Talking about banks, one is offering 4% for savers


----------



## mrypg9 (Apr 26, 2008)

Alcalaina said:


> Or not, as the case may be! The banks are so desperate to shift their repos they are still trying to persuade people to take out 100% mortgages - people who could lose their jobs at any moment.


Yesterday driving down to Gibraltar for Quorn and gin we saw billboards advertising properties with* 110%* mortgages.
When will people and financial institutions learn??
Now that is a practice that the Government could easily stamp out by legislation.


----------



## 90199 (Mar 21, 2010)

Many years ago, I bought a new house with a 100% mortgage, worked well for me.


----------



## Alcalaina (Aug 6, 2010)

Hepa said:


> Many years ago, I bought a new house with a 100% mortgage, worked well for me.


But things were different then!

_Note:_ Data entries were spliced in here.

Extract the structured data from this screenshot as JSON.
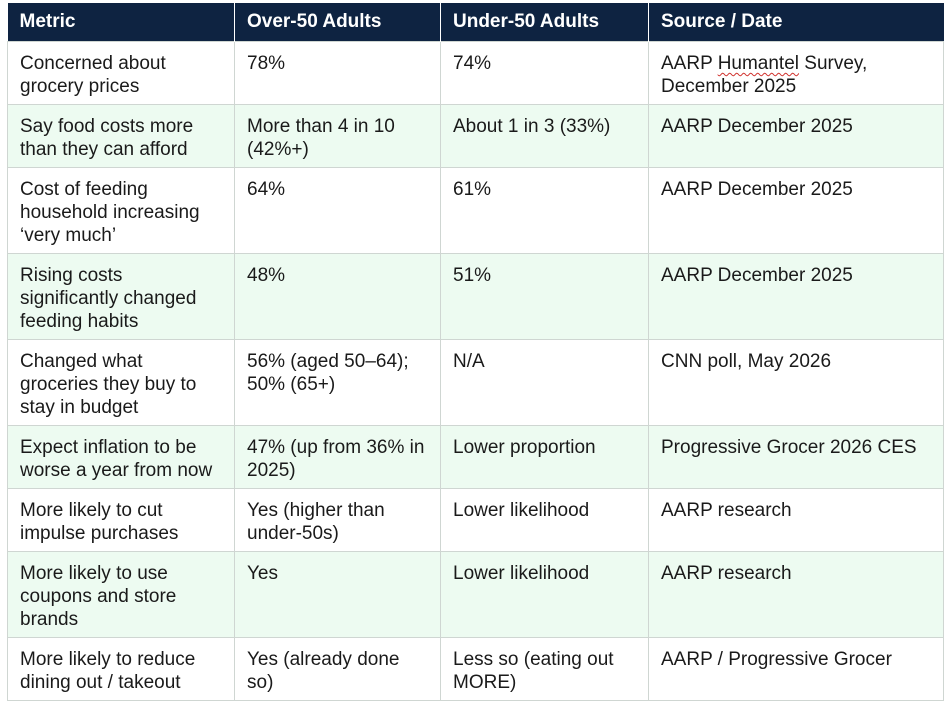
{
  "table": {
    "headers": [
      "Metric",
      "Over-50 Adults",
      "Under-50 Adults",
      "Source / Date"
    ],
    "rows": [
      [
        "Concerned about grocery prices",
        "78%",
        "74%",
        "AARP Humantel Survey, December 2025"
      ],
      [
        "Say food costs more than they can afford",
        "More than 4 in 10 (42%+)",
        "About 1 in 3 (33%)",
        "AARP December 2025"
      ],
      [
        "Cost of feeding household increasing ‘very much’",
        "64%",
        "61%",
        "AARP December 2025"
      ],
      [
        "Rising costs significantly changed feeding habits",
        "48%",
        "51%",
        "AARP December 2025"
      ],
      [
        "Changed what groceries they buy to stay in budget",
        "56% (aged 50–64); 50% (65+)",
        "N/A",
        "CNN poll, May 2026"
      ],
      [
        "Expect inflation to be worse a year from now",
        "47% (up from 36% in 2025)",
        "Lower proportion",
        "Progressive Grocer 2026 CES"
      ],
      [
        "More likely to cut impulse purchases",
        "Yes (higher than under-50s)",
        "Lower likelihood",
        "AARP research"
      ],
      [
        "More likely to use coupons and store brands",
        "Yes",
        "Lower likelihood",
        "AARP research"
      ],
      [
        "More likely to reduce dining out / takeout",
        "Yes (already done so)",
        "Less so (eating out MORE)",
        "AARP / Progressive Grocer"
      ]
    ],
    "source_row0": {
      "before": "AARP ",
      "flagged": "Humantel",
      "after": " Survey, December 2025"
    }
  }
}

Yours was hardly "sub-prime", I bet, or taken on at a time when house prices were falling dramatically.

What bank is offering 4% btw?


----------



## MaidenScotland (Jun 6, 2009)

When I was looking to buy last year I had the option of renting a repossession with the option to buy at the value of my date of entry less the rent I had paid.. the rent was just over 200 euros a month for a 4 bedroom apartment.

I was going to do this but then saw my wee house in Novelda and fell in love with it.


----------



## 90199 (Mar 21, 2010)

Caixa


----------



## Alcalaina (Aug 6, 2010)

Hepa said:


> Caixa


Found it eventually - I think you mean Caixa Catalunya, which is one of the flaky ones, and that's over 3 years. Depósito Bonificado 4% Caixa Catalunya - Bankimia.com. La Caixa, which I'm with, is only offering around 2%. Hardly worth tying up my rapidly dwindling stash of euros for a year. I think I´ll follow the advice in the blue voting box on the right of this page and buy a load of wine.


----------



## 90199 (Mar 21, 2010)

No, La Caixa


----------



## Alcalaina (Aug 6, 2010)

Hepa said:


> No, La Caixa


Oh. Could you send me a link then?


----------



## 90199 (Mar 21, 2010)

I don't have a link.

It was being offered earlier this week in the bank 4% for 3 months. They tried to get me to invest, however I declined, I get better returns elsewhere, without having to transfer more Sterling into a risky Euro.


----------



## gus-lopez (Jan 4, 2010)

The banks 'only'need 62 billion to balance the books! 
Sabadell,BBVA & Caixabank don't need anything. :clap2:


----------